Spread Bancário e Crédito Livre
Em julho, o spread bancário, que mede a diferença entre o custo de captação dos recursos pelos bancos e as taxas médias aplicadas aos clientes, permaneceu estável em 20,3 p.p., mostrando uma leve redução de 0,2 p.p. no mês, mas um aumento de 1,7 p.p. nos últimos 12 meses.
No que diz respeito ao crédito livre, as novas contratações para famílias registraram uma taxa média de 57,7% ao ano, com uma redução de 0,7 p.p. mensalmente e um aumento de 5,5 p.p. em 12 meses. As reduções se observaram principalmente nas parcelas do crédito pessoal não consignado e no cartão de crédito parcelado.

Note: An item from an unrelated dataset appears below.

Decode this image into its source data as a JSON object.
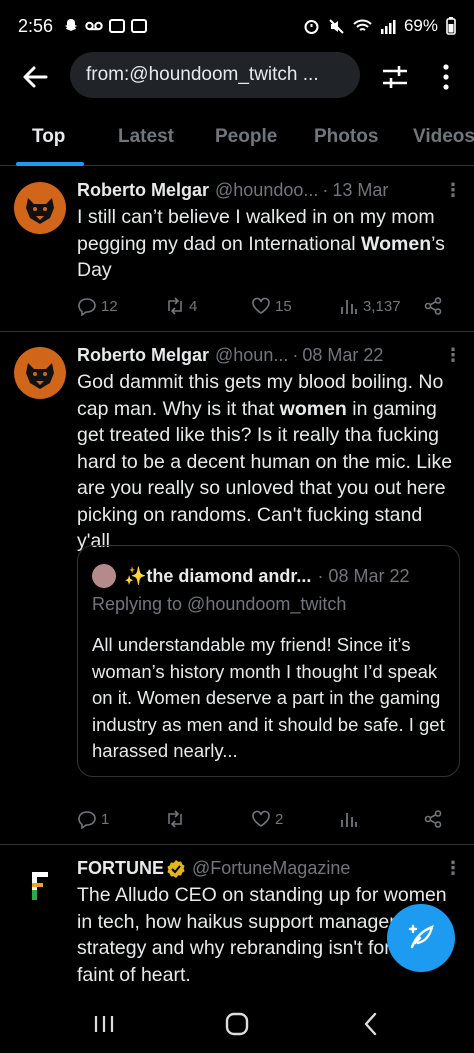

Por outro lado, a taxa de juros do cartão de crédito rotativo subiu 6,1 p.p. no mês, passando a 446,6% ao ano, tornando-se uma das mais altas do mercado. O crédito rotativo é acionado quando o consumidor paga menos do que o valor total da fatura do cartão, resultando em um empréstimo sobre o saldo devedor.
Taxas do Crédito Direcionado
Em relação ao crédito direcionado, que possui regras estabelecidas pelo governo e destina-se a setores como habitação e infraestrutura, a taxa para pessoa física ficou em 11,2% ao ano, com uma leve elevação de 0,1 p.p. em relação ao mês anterior e um aumento de 1 p.p. em 12 meses. Para empresas, a taxa caiu 0,5 p.p. mensalmente, totalizando 13,6% ao ano, mas aumentou 2,2 p.p. nos últimos doze meses.
Concessões de Crédito
Em julho, as concessões de crédito alcançaram R$ 644,1 bilhões, com uma redução sazonal ajustada de 0,3% no mês. Esse desempenho refletiu uma diminuição de 2% nas operações com pessoas jurídicas e um crescimento de 2,5% nas operações com famílias. Em um período de 12 meses, as concessões nominais aumentaram 12,3%. O estoque total de empréstimos do Sistema Financeiro Nacional (SFN) alcançou R$ 6,715 trilhões, marcando um crescimento de 0,4% em relação ao mês anterior.
Endividamento das Famílias
O Banco Central reporta uma estabilidade na inadimplência, que permanece em 3,8% em julho, com 4,5% nas operações para pessoas físicas e 2,5% para pessoas jurídicas. O endividamento das famílias, que representa a relação entre o saldo de dívidas e a renda acumulada em 12 meses, atingiu 48,7% em junho, uma leve queda de 0,2% em relação ao mês anterior, mas um aumento de 1% em 12 meses.
O comprometimento da renda, que mede o valor médio destinado ao pagamento das dívidas em relação à renda média apurada, foi de 27,6% em junho, apresentando uma variação negativa de 0,1% no mês e um crescimento de 1,3% em 12 meses. É importante observar que esses indicadores são baseados em dados da Pesquisa Nacional por Amostra de Domicílio (Pnad), do IBGE, e possuem um certo atraso na divulgação.